Come ogni grande tragedia, ai tanti morti che questa ondata migratoria dettata dalla disperazione della guerra nelle regioni del medio oriente martoriato (Siria, Iraq, Libia, Egitto, etc...), l'immagine del corpo senza vita del piccolo Aylan che la marea ha adagiato sulle coste della Turchia, ha dato un simbolo, una immagine muta ed eloquente al contempo che descrive nella maniera più cruda possiible lo strazio che questi uomini, donne e bambini affrontano ogni giorno per fuggire dall'Inferno dei loro paesi di origine.

Parla il Padre di Aylan, Abdullah Kurdi, che con la moglie ed il figlio maggiore Galip (5 anni)ha tentato la sorte per sfuggire alla guerrra a Kobane, dove gli abitanti hanno tenuto testa, con innumerevoli vittime, all'avanzata del Califfato del Terrore alle porte dell'Europa.

 

 

''Quando la barca si è rovesciata, ho preso mia moglie e i miei bambini tra le braccia ma mi sono accorto che erano morti''.
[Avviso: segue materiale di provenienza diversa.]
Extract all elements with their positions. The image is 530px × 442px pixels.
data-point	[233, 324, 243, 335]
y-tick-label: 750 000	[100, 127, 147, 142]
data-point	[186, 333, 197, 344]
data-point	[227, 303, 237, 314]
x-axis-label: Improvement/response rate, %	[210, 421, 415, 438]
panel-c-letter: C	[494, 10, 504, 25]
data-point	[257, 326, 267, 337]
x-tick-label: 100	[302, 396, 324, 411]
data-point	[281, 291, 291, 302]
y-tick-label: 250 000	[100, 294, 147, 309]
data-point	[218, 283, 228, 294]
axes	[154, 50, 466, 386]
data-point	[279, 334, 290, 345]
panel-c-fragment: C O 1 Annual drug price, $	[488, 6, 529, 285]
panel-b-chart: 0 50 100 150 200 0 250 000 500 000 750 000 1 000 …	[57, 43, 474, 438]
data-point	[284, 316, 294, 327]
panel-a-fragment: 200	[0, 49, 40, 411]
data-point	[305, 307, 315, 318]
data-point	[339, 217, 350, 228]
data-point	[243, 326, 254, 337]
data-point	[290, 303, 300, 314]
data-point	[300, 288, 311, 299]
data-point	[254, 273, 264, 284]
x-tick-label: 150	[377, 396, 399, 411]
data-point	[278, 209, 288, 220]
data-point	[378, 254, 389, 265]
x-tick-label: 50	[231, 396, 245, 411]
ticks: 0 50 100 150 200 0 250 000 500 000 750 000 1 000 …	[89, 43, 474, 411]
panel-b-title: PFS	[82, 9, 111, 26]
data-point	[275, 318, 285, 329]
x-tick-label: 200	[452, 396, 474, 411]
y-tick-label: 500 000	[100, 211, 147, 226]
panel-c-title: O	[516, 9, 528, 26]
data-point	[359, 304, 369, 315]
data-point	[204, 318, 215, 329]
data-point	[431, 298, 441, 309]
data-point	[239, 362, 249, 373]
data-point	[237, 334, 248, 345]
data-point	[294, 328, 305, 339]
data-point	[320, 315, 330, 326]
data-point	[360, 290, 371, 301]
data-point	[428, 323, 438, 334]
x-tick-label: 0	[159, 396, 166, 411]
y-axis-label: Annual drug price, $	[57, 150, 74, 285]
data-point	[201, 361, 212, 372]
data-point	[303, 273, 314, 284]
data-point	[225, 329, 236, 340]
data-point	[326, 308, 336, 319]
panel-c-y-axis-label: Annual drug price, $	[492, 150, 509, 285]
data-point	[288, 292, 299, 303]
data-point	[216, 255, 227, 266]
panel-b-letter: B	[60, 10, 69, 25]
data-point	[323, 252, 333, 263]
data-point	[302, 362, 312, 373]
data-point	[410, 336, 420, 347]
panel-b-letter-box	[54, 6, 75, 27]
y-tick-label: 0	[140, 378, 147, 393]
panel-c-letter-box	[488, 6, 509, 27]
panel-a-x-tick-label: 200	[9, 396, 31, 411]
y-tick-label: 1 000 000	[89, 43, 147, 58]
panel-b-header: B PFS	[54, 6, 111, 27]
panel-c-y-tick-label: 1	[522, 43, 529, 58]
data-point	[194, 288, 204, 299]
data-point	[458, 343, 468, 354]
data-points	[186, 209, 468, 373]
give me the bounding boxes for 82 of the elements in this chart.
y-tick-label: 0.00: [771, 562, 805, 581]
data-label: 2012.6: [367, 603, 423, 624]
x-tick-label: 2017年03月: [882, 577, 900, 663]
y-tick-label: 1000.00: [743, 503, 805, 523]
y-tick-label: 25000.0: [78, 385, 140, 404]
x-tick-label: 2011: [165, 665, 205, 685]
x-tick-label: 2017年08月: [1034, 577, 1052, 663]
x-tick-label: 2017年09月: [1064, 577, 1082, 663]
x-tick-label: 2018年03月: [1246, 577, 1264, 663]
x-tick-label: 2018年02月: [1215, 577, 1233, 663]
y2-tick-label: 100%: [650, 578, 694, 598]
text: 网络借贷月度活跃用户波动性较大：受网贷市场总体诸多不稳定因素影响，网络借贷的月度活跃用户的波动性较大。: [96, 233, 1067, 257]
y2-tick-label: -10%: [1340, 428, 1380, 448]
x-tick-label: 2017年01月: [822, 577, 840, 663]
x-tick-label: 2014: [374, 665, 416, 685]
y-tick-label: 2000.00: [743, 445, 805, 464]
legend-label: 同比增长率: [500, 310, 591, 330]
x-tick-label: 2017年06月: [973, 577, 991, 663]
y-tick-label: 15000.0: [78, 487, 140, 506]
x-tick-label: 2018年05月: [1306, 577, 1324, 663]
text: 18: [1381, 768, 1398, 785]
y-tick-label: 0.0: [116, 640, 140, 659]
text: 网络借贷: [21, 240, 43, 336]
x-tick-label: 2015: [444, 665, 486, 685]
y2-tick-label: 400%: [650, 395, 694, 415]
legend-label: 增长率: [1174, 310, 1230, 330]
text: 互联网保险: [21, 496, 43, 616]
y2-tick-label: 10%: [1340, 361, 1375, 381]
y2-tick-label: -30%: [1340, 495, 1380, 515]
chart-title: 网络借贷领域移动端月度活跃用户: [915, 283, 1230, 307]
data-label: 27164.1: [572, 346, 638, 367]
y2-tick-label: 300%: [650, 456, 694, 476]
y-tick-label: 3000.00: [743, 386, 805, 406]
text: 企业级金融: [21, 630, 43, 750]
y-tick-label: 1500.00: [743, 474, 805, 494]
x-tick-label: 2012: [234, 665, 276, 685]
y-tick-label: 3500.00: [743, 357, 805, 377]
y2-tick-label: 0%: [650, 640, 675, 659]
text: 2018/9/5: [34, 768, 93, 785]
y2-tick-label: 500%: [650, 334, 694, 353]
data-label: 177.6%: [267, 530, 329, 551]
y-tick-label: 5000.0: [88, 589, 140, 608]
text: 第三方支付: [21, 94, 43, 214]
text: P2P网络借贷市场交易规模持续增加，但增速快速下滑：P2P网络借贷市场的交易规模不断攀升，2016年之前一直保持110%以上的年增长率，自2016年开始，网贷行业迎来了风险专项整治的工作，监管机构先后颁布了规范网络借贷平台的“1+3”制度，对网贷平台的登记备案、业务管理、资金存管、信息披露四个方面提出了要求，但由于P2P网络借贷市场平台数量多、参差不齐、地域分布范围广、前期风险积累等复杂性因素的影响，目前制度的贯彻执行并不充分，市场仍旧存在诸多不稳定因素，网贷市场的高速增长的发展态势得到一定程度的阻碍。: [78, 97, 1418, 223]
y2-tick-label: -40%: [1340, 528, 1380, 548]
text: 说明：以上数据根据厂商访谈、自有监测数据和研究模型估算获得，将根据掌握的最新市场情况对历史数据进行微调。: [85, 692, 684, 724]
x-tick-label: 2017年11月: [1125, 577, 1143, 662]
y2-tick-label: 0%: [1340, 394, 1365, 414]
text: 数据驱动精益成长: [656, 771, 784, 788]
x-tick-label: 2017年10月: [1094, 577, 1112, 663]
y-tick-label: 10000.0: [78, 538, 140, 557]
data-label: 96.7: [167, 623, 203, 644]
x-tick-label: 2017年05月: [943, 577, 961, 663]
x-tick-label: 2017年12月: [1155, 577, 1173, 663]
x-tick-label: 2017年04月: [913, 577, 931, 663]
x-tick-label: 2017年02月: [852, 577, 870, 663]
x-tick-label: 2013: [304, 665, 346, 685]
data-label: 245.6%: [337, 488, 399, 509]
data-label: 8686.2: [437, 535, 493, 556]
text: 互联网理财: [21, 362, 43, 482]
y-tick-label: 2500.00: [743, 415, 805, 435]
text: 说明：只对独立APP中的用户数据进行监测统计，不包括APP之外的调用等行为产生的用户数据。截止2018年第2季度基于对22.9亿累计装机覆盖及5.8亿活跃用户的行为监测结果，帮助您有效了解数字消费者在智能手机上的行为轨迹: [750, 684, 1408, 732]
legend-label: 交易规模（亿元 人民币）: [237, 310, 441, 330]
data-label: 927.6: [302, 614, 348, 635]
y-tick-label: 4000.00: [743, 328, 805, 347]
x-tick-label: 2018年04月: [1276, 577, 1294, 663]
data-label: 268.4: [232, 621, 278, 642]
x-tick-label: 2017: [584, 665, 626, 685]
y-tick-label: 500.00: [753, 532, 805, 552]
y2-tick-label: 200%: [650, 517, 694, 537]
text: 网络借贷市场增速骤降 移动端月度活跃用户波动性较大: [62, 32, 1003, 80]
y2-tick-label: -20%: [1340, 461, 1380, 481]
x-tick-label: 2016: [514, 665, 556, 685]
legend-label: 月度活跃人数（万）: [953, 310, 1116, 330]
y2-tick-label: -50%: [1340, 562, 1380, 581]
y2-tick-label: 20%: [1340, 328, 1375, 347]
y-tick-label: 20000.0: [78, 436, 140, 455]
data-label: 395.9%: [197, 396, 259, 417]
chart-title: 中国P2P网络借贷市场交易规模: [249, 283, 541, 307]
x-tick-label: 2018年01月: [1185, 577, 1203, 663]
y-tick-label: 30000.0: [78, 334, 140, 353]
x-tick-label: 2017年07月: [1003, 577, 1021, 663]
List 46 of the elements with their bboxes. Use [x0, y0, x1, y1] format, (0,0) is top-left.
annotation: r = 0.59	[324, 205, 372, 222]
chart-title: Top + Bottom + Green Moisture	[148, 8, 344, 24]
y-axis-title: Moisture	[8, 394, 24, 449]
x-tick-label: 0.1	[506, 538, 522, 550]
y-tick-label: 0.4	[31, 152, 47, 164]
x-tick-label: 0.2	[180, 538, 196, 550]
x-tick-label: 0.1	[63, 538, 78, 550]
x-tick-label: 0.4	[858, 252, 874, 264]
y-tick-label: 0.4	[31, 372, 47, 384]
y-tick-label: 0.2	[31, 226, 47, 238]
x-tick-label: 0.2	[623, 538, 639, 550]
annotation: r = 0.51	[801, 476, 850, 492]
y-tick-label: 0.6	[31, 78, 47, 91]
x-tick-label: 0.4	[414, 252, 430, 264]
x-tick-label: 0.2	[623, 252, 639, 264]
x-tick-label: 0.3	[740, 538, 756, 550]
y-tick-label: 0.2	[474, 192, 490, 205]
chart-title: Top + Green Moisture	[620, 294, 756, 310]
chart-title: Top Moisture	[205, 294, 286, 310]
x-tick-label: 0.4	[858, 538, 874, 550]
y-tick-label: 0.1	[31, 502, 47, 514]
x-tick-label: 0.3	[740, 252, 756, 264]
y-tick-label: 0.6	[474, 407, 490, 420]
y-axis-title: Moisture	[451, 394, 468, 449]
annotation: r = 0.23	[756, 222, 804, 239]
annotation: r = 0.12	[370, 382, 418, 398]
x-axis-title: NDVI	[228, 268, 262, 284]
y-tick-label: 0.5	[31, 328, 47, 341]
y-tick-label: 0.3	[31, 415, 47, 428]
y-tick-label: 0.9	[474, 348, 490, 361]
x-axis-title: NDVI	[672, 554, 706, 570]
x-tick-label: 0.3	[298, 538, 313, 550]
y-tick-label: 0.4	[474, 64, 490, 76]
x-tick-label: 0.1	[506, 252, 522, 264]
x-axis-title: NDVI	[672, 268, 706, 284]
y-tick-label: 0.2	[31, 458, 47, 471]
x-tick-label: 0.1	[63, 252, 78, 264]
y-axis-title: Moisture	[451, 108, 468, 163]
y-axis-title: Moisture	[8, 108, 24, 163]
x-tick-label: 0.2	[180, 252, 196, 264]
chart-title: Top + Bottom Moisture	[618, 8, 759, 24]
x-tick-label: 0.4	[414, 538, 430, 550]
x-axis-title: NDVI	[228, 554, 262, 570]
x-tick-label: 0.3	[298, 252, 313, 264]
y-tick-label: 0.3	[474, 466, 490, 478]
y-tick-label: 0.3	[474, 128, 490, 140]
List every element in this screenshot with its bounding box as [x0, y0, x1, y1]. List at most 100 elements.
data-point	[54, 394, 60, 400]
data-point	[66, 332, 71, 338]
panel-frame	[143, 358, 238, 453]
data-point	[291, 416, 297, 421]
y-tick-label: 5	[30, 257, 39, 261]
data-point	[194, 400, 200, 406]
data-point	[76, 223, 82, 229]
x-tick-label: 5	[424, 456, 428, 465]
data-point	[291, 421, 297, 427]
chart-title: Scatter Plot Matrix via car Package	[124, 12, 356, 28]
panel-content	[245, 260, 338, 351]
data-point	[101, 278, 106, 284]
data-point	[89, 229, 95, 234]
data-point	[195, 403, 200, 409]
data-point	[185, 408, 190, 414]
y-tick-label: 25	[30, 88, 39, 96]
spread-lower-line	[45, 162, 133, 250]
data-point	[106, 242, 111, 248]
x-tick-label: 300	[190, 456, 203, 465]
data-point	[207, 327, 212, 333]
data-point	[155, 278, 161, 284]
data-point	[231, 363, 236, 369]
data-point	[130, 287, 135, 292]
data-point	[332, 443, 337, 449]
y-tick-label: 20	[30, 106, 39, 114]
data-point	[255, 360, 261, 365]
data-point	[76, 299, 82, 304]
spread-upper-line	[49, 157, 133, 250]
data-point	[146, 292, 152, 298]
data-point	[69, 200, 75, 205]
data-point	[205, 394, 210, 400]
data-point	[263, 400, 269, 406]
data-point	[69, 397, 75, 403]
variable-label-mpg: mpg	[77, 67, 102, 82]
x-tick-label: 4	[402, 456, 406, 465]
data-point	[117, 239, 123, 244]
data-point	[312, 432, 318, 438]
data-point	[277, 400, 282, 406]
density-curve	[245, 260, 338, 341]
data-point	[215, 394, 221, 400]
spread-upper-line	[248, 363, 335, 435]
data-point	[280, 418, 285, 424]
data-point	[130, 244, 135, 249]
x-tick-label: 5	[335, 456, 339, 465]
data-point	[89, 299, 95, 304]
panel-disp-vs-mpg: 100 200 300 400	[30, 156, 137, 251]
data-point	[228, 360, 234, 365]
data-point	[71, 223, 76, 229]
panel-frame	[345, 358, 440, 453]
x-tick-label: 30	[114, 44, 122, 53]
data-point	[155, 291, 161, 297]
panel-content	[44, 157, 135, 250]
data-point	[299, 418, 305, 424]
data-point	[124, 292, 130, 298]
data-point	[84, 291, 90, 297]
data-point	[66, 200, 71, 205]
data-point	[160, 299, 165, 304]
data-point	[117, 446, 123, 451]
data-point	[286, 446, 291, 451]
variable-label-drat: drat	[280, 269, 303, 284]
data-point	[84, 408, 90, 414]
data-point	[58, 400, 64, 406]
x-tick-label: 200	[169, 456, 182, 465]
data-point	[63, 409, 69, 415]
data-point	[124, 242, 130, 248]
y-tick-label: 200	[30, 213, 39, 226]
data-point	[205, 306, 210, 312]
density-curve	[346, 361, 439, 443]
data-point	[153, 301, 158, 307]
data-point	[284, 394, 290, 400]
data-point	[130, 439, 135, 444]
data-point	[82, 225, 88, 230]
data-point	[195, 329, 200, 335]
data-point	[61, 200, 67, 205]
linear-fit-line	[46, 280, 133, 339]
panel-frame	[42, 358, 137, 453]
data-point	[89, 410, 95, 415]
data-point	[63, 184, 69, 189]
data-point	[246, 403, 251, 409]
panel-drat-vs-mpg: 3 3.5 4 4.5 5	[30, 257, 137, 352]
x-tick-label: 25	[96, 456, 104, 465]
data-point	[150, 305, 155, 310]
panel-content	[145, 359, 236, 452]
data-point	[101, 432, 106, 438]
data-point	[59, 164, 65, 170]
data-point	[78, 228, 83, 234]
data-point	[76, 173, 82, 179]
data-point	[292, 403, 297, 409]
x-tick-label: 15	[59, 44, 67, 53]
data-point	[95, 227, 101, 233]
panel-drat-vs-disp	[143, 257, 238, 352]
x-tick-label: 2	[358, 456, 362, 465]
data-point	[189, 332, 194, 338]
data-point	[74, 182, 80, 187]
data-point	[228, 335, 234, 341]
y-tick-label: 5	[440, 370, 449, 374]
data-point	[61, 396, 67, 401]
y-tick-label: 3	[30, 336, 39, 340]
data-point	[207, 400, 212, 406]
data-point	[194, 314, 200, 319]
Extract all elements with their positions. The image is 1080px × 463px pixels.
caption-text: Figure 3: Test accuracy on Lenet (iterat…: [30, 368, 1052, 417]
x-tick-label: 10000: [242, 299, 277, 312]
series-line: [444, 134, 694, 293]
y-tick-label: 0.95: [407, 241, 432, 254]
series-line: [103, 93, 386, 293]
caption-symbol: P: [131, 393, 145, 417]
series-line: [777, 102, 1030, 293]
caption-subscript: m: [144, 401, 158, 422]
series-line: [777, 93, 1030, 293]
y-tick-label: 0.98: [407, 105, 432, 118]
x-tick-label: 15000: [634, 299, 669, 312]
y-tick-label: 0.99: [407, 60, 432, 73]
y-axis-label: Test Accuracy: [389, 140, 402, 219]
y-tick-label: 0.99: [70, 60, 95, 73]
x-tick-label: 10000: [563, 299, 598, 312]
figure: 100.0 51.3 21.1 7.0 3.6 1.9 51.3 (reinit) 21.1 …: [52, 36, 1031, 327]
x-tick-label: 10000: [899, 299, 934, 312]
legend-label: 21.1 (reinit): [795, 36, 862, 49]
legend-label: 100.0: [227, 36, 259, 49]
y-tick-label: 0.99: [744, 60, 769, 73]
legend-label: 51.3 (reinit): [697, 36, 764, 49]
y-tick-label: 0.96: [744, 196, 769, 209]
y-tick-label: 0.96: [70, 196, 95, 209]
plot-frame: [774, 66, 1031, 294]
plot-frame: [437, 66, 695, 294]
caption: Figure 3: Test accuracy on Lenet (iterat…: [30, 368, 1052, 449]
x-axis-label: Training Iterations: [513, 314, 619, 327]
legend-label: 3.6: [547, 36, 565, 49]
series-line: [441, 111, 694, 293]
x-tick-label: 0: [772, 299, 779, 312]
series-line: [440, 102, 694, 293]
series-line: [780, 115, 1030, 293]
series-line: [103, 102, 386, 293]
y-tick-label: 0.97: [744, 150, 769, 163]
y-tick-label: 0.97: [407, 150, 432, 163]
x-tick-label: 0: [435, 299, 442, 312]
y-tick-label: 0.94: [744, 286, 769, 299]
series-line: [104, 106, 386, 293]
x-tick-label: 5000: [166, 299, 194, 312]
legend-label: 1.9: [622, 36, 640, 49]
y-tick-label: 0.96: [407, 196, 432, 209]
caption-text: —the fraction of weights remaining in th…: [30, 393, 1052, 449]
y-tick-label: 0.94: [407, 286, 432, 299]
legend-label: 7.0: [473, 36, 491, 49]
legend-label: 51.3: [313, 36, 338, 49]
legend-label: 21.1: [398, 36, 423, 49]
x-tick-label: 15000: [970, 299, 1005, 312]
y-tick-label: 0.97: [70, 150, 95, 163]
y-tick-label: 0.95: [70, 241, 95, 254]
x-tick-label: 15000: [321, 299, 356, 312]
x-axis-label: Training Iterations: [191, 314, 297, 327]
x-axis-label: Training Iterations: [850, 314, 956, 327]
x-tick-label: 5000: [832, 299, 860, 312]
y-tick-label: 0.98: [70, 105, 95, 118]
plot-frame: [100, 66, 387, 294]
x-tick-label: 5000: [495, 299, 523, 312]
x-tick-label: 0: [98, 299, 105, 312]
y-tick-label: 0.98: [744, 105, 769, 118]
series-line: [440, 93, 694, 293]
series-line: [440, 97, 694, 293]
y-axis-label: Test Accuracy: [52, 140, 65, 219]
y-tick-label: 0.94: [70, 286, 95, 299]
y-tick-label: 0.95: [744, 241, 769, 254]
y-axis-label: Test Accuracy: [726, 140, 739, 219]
Parla piano per la commozione, con voce flebile Abdullah Kurdi, il padre di Aylan, il bimbo di tre anni annegato nel tentativo di raggiungere Kos, fotografato sulla battigia a Bodrum, diventando senza volerlo un simbolo mondiale della tragedia dei migranti.

Abdullah ha 40 anni, viene dalla Siria e in mare ha perso anche Galip, 5 anni, e la moglie.

Uscendo dall'obitorio a Yerkesik town, nella provincia turca di Mugla, racconta gli ultimi momenti della sua drammatica disavventura: ''Siamo scesi da una barca e un'ora dopo siamo saliti su un'altra dove c'era un uomo turco. Noi eravamo in 12 e la barca era stracarica. Eravamo in mare da pochissimi minuti ma le onde erano alte, l'uomo che guidava la barca ha sterzato e noi siamo andati a sbattere. Lui è andato nel panico e si è gettato in mare, scappando. Ma le onde erano altissime e la barca si è capovolta''.

Parla di Aylan e dell'altro figlio morto in mare, e lo fa come tutti i padri: ''I miei bambini erano i più bei bambini del mondo, meravigliosi. Mi svegliavano la mattina perché giocassi con loro.Ora non ci sono più''.

'Adesso tutto quello che voglio è stare seduto accanto alla tomba di mia moglie e dei miei figli''.

Il padre di Aylan chiede di tornare a Kobane a seppellire la famiglia.